As I went back to read over the Fed report and some economic indicators I got to wondering about camp. When the kids first started two years ago (3 summers) you had to pay by March, moved up from April, then it was December and now it’s September. The first year I went to the camp and tried to ‘discuss’ the cost. To my way of thinking, camp for a 4 and 6 year old, was a pair of six year annuities. ‘Discussion’ however turned out to be for bad times, not good. Pay now or pay more later. So what made times good now? Not two years of a bear market, not a decline in sales or consumer confidence and certainly not an increase in unemployment. No, quite simply it was that there is just too much money out there. A friend, who has a plumbing business, keeps telling me that the ‘trades’ are great. People just keep spending on improving their homes and buying new ones. In over 30 years of business he has never seen it this good. His biggest problem is getting and keeping people and how much to charge new customers - they just keep saying ‘O.K., when can you start’. So where did this money come from I asked - the market. During those great days of the late ’90s there was a dramatic increase in trading activity, and this time (compared to other bull markets) the participants included individuals. Most people were in the market and everyone was making money, at least on paper. If it was large cap or an IPO just buy it. Well, when someone bought, someone sold and apparently those who sold didn’t buy back in, at least not in the equity market (a quick look at the fixed income market shows a lot of new money). Those who made it are numerous and apparently are spending nicely. Those who didn’t are looking at the low mortgage rates and figuring out how to refinance their home to pay for year 2, 3 and 4 of their kid’s college education. They were working on just year 4, but then the market went down.
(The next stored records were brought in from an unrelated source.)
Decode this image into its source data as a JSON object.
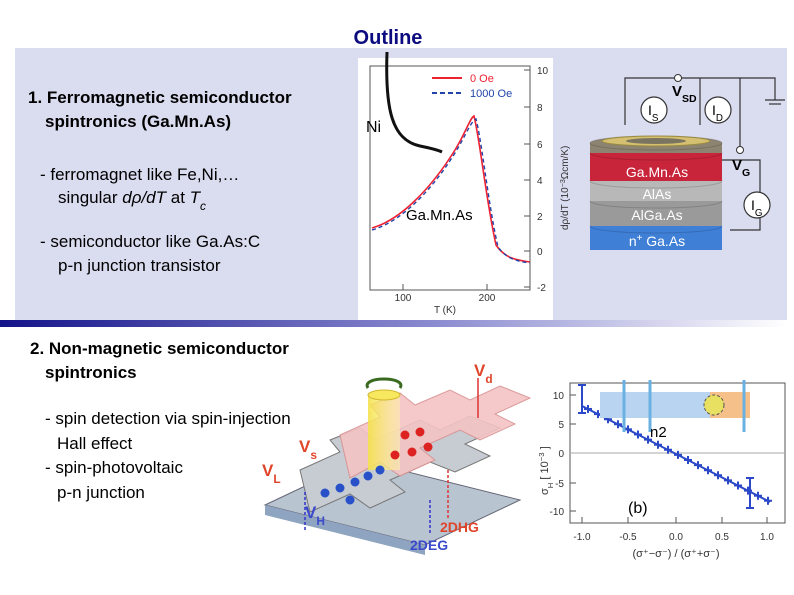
{
  "title": "Outline",
  "section1": {
    "heading": [
      "1. Ferromagnetic semiconductor",
      "spintronics (Ga.Mn.As)"
    ],
    "bullet1": {
      "line1": "- ferromagnet like Fe,Ni,…",
      "line2": [
        "singular ",
        "dρ/dT",
        " at ",
        "T",
        "c"
      ]
    },
    "bullet2": [
      "- semiconductor like Ga.As:C",
      "p-n junction transistor"
    ]
  },
  "section2": {
    "heading": [
      "2. Non-magnetic semiconductor",
      "spintronics"
    ],
    "bullets": [
      "- spin detection via spin-injection",
      "Hall effect",
      "- spin-photovoltaic",
      "p-n junction"
    ]
  },
  "figure_resistivity": {
    "legend": [
      "0 Oe",
      "1000 Oe"
    ],
    "yticks": [
      10,
      8,
      6,
      4,
      2,
      0,
      -2
    ],
    "xticks": [
      100,
      200
    ],
    "xlabel": "T    (K)",
    "ylabel": [
      "dρ/dT  (10",
      "−3",
      "Ωcm/K)"
    ],
    "labels": [
      "Ni",
      "Ga.Mn.As"
    ]
  },
  "figure_device": {
    "vsd": [
      "V",
      "SD"
    ],
    "is": [
      "I",
      "S"
    ],
    "id": [
      "I",
      "D"
    ],
    "vg": [
      "V",
      "G"
    ],
    "ig": [
      "I",
      "G"
    ],
    "layers": [
      "Ga.Mn.As",
      "AlAs",
      "AlGa.As"
    ],
    "substrate": [
      "n",
      "+",
      " Ga.As"
    ]
  },
  "figure_hall": {
    "vd": [
      "V",
      "d"
    ],
    "vs": [
      "V",
      "s"
    ],
    "vl": [
      "V",
      "L"
    ],
    "vh": [
      "V",
      "H"
    ],
    "labels": [
      "2DHG",
      "2DEG"
    ]
  },
  "figure_hall_signal": {
    "yticks": [
      10,
      5,
      0,
      -5,
      -10
    ],
    "xticks": [
      "-1.0",
      "-0.5",
      "0.0",
      "0.5",
      "1.0"
    ],
    "ylabel": [
      "σ",
      "H",
      " [ 10",
      "−3",
      " ]"
    ],
    "xlabel": "(σ⁺−σ⁻) / (σ⁺+σ⁻)",
    "labels": [
      "n2",
      "(b)"
    ]
  }
}
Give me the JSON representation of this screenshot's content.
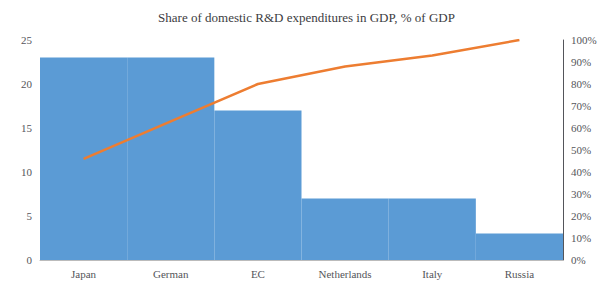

So where does that leave me and camp. The sooner the camp wants its money the more ‘the times they are a good’. There’s money out there, the only questions is where.
Summer of 2007, visiting day
My kids are now in sleep-away mode, and a week before visiting day I received my summer of 2008 papers: visiting day down payment and full payment by October 1 for the triple discount (although they do have a heart, there is a book-of-the month club payment schedule permitted, for a slight fee). So, with the banks and brokerages saying that the bad things should be behind us and good times ahead, out came the charge card for the deposit (need those points).
Gee, while I didn’t get a notice, my neighbors tell me that some camps are having a catch-up period, for all those that did not sign up. While my mother said that they always had those when I went to camp (late 60s, early 70s), I don’t recall any since I’ve been paying the bills. A few quick inquires to camps that my kids don’t go to revealed that things may not be that good for what used to be called the upper middle class. Those are people who are too rich to be poor, and too poor to be rich. No rebate checks in this stimulus package, phase-outs on their taxes, and still trying to hit Starbucks on the way to work. It appears to me that its not that things are worse now, but maybe, just maybe, we’ve finally realized that living within our means, while being old fashion, out of style and not as much fun, may be better off for the long run. Just a crazy thought. Anyone want to go out to that new Gelato place, I’ve got a coupon?